Мое сердце жаждет соединиться с твоей песнью, но тщетны усилия моего голоса…»369. Р. Тагор.
2 июля, понедельникВчера (1 июля) из деревни вернулась. Два дня… Как много они значат!
Над молчаливым лесом тянулись, нависая, сырые облака. И плакали холодными, безотрадными слезами. И спешили куда-то по «бездорожью небес»…
Я открывала окно, и садилась, и забывала обо всем на свете. Без дум, без желаний сидела. Было так хорошо!.. Летели часы, беззвучно падая в вечность. А в открытое окно с легким шумом дождя вливалась глубокая тишина неоглядных полей. Лилась прямо в душу. И охватывала ее ощущением великого покоя, в котором нет ни радости, ни страданий – только глубокая безмятежная грусть…
Нет, я что-то не то говорю. Не так. Эта глубокая тишина полей зачаровала меня – и уснуло страданье. Теперь – тишина в душе и у меня. Глубокая тишина…
Завтра (3 июля) идти на работу. Как глубоко чужда мне эта работа! Какой бессмысленной и никому не нужной кажется она мне! Почему же люди делают ее так много лет – и ничего– ничего не говорят? Для чего нужно это стучанье на (пишущей) машинке? Для чего эта масса копий? Чья жизнь станет хоть на волос лучше, если все копии прочтут все адресаты? И чья душа улыбнется радостно и приветливо при виде синих копирок? Чье сердце забьется сильнее под стук клавиш? Кому даст счастье мое стучанье на машинке? Для чего же вечного эта автоматически-бессмысленная работа?!.

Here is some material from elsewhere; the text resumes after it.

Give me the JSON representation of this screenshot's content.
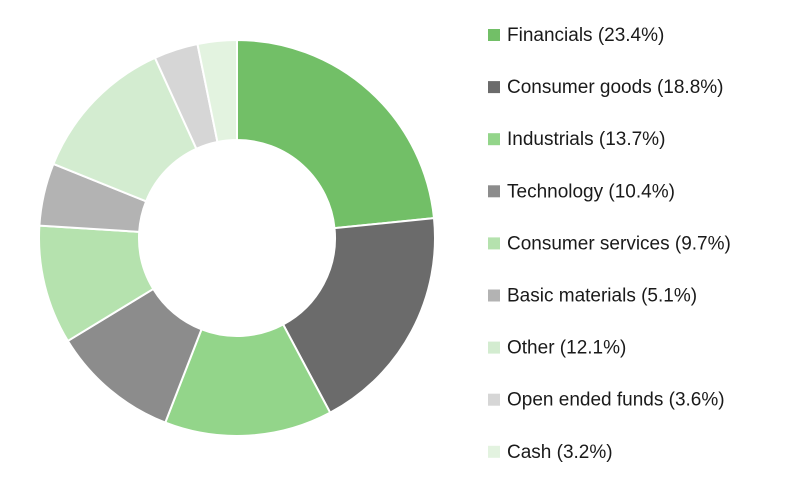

Да, но для живого дела нужны и живые люди. А что может дать для него душа, которая не в силах улыбаться? Сердце, где уснула ласка? Уста, на которых нет настоящих слов? Какая пустота!..
А Лида (бывшая Лазаренко) была, говорят без меня…
Когда мы шли домой, я нарвала цветов. Против желанья. По привычке. Но случайно они были полны значения – странного, связанного с внутренней жизнью. Я принесла малиновые гвоздики острого страдания, и дивный аромат его обесцвеченной тоски, золотой бокал последних слез разлуки – лютик, и сиреневые кукушкины слезки, и небесный взгляд милых, нежных – как воспоминанье – незабудок. И шелест сухих трав…
Какая глубокая тишина – в широком раздолье неоглядных полей! Какая охватывающая грусть, какая бесстрастная тоска – в шуме дождя и скитаньи сырых облаков!..
4 июля, средаНенормальной я, что ли, становлюсь?.. Но у меня нет ни одного живого движенья в душе, и сердце уже не в силах дрогнуть. А наружно я могу быть веселой, шумливой, могу смеяться и зло шутить…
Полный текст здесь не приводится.